Even though there were attempts to break above the upper Bollinger Band on December 15th last year and January 12th this year, there was no significant volume increase to support these moves, nor did they form effective bullish candlestick patterns, making these “false breakouts” on the Bollinger indicator. The stock continued to oscillate within the middle and lower Bollinger Bands.
In terms of trading volume, TAL’s daily trading volume during this period was significantly lower than in late October last year, indicating a lack of outside buying support.
However, in late January this year, after a “six consecutive bearish days,” TAL’s stock finally experienced a rebound supported by its fundamentals. Unlike previous rebounds, this time there was a noticeable increase in trading volume, with 15.09 million shares traded on that day, and the candlestick broke through the upper Bollinger Band.
The increased volume suggests that, at the current low stock price, outside investors’ willingness to buy has significantly strengthened compared to before.
But on January 30th and February 2nd, TAL experienced another “big plunge,” with a sharp decrease in volume, which may indicate some external factors affecting investors’ valuation judgments. Multiple executives again “grouped selling shares,” which could be one of the reasons.
It was observed that on February 2nd, TAL issued three disclosures of executive share reductions. The documents showed that on that day, President and CFO Peng Zhuangzhuang sold 25,000 shares, cashing out $317,500 (about 2.2 million RMB); COO Liu Yachao sold 14,602 shares, cashing out $185,400; CTO Tian Mi also sold 132,300 shares, cashing out $1.68 million.

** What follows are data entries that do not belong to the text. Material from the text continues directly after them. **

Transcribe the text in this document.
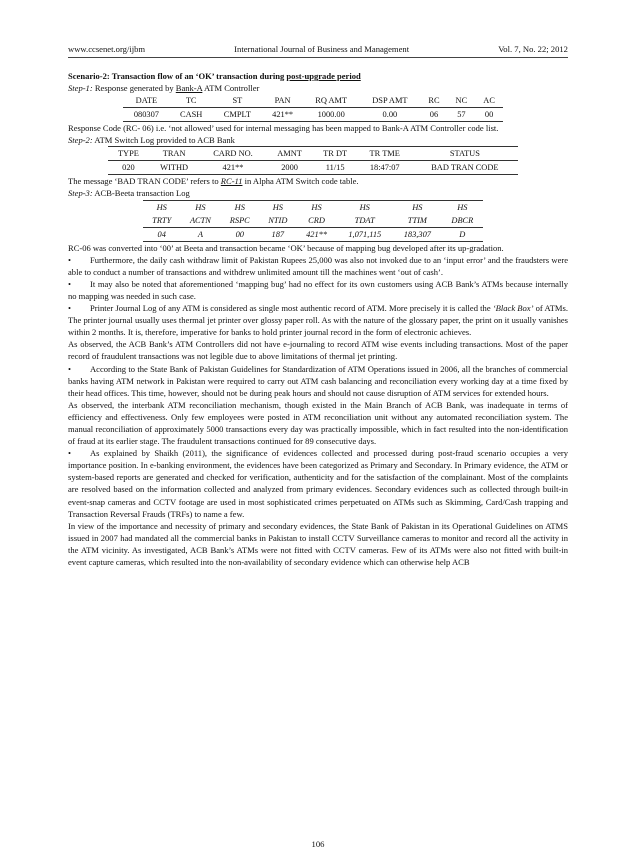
www.ccsenet.org/ijbm	International Journal of Business and Management	Vol. 7, No. 22; 2012

Scenario-2: Transaction flow of an ‘OK’ transaction during post-upgrade period

Step-1: Response generated by Bank-A ATM Controller

DATE	TC	ST	PAN	RQ AMT	DSP AMT	RC	NC	AC
080307	CASH	CMPLT	421**	1000.00	0.00	06	57	00

Response Code (RC- 06) i.e. ‘not allowed’ used for internal messaging has been mapped to Bank-A ATM Controller code list.

Step-2: ATM Switch Log provided to ACB Bank

TYPE	TRAN	CARD NO.	AMNT	TR DT	TR TME	STATUS
020	WITHD	421**	2000	11/15	18:47:07	BAD TRAN CODE

The message ‘BAD TRAN CODE’ refers to RC-11 in Alpha ATM Switch code table.

Step-3: ACB-Beeta transaction Log

HS	HS	HS	HS	HS	HS	HS	HS
TRTY	ACTN	RSPC	NTID	CRD	TDAT	TTIM	DBCR
04	A	00	187	421**	1,071,115	183,307	D

RC-06 was converted into ‘00’ at Beeta and transaction became ‘OK’ because of mapping bug developed after its up-gradation.

• Furthermore, the daily cash withdraw limit of Pakistan Rupees 25,000 was also not invoked due to an ‘input error’ and the fraudsters were able to conduct a number of transactions and withdrew unlimited amount till the machines went ‘out of cash’.

• It may also be noted that aforementioned ‘mapping bug’ had no effect for its own customers using ACB Bank’s ATMs because internally no mapping was needed in such case.

• Printer Journal Log of any ATM is considered as single most authentic record of ATM. More precisely it is called the ‘Black Box’ of ATMs. The printer journal usually uses thermal jet printer over glossy paper roll. As with the nature of the glossary paper, the print on it usually vanishes within 2 months. It is, therefore, imperative for banks to hold printer journal record in the form of electronic achieves.

As observed, the ACB Bank’s ATM Controllers did not have e-journaling to record ATM wise events including transactions. Most of the paper record of fraudulent transactions was not legible due to above limitations of thermal jet printing.

• According to the State Bank of Pakistan Guidelines for Standardization of ATM Operations issued in 2006, all the branches of commercial banks having ATM network in Pakistan were required to carry out ATM cash balancing and reconciliation every working day at a time fixed by their head offices. This time, however, should not be during peak hours and should not cause disruption of ATM services for extended hours.

As observed, the interbank ATM reconciliation mechanism, though existed in the Main Branch of ACB Bank, was inadequate in terms of efficiency and effectiveness. Only few employees were posted in ATM reconciliation unit without any automated reconciliation system. The manual reconciliation of approximately 5000 transactions every day was practically impossible, which in fact resulted into the non-identification of fraud at its earlier stage. The fraudulent transactions continued for 89 consecutive days.

• As explained by Shaikh (2011), the significance of evidences collected and processed during post-fraud scenario occupies a very importance position. In e-banking environment, the evidences have been categorized as Primary and Secondary. In Primary evidence, the ATM or system-based reports are generated and checked for verification, authenticity and for the satisfaction of the complainant. Most of the complaints are resolved based on the information collected and analyzed from primary evidences. Secondary evidences such as collected through built-in event-snap cameras and CCTV footage are used in most sophisticated crimes perpetuated on ATMs such as Skimming, Card/Cash trapping and Transaction Reversal Frauds (TRFs) to name a few.

In view of the importance and necessity of primary and secondary evidences, the State Bank of Pakistan in its Operational Guidelines on ATMS issued in 2007 had mandated all the commercial banks in Pakistan to install CCTV Surveillance cameras to monitor and record all the activity in the ATM vicinity. As investigated, ACB Bank’s ATMs were not fitted with CCTV cameras. Few of its ATMs were also not fitted with built-in event capture cameras, which resulted into the non-availability of secondary evidence which can otherwise help ACB

106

In fact, this was not the first time TAL’s senior executives sold shares. As early as January and April last year, several high-level executives, including the company’s president, independent directors, and COO, engaged in share reduction activities. For example, on April 28th last year, President and CFO Peng Zhuangzhuang sold 15,938 shares, cashing out $146,000 (about 1.05 million RMB). On the same day, independent director FENG YAN sold 11,409 shares, cashing out $104,500; CTO Tian Mi sold 53,655 shares on August 25th last year, cashing out $583,200.
It is worth noting that, based on the stock performance in the days following previous executive share reductions, TAL’s trading volume often shrank. For example, on August 28th last year, the trading volume was only 2.01 million shares, setting a new low for daily trading volume in late August. After the recent disclosures on February 2nd, TAL’s stock traded only 4.63 million shares that day, nearly 70% lower than the trading volume on January 29th.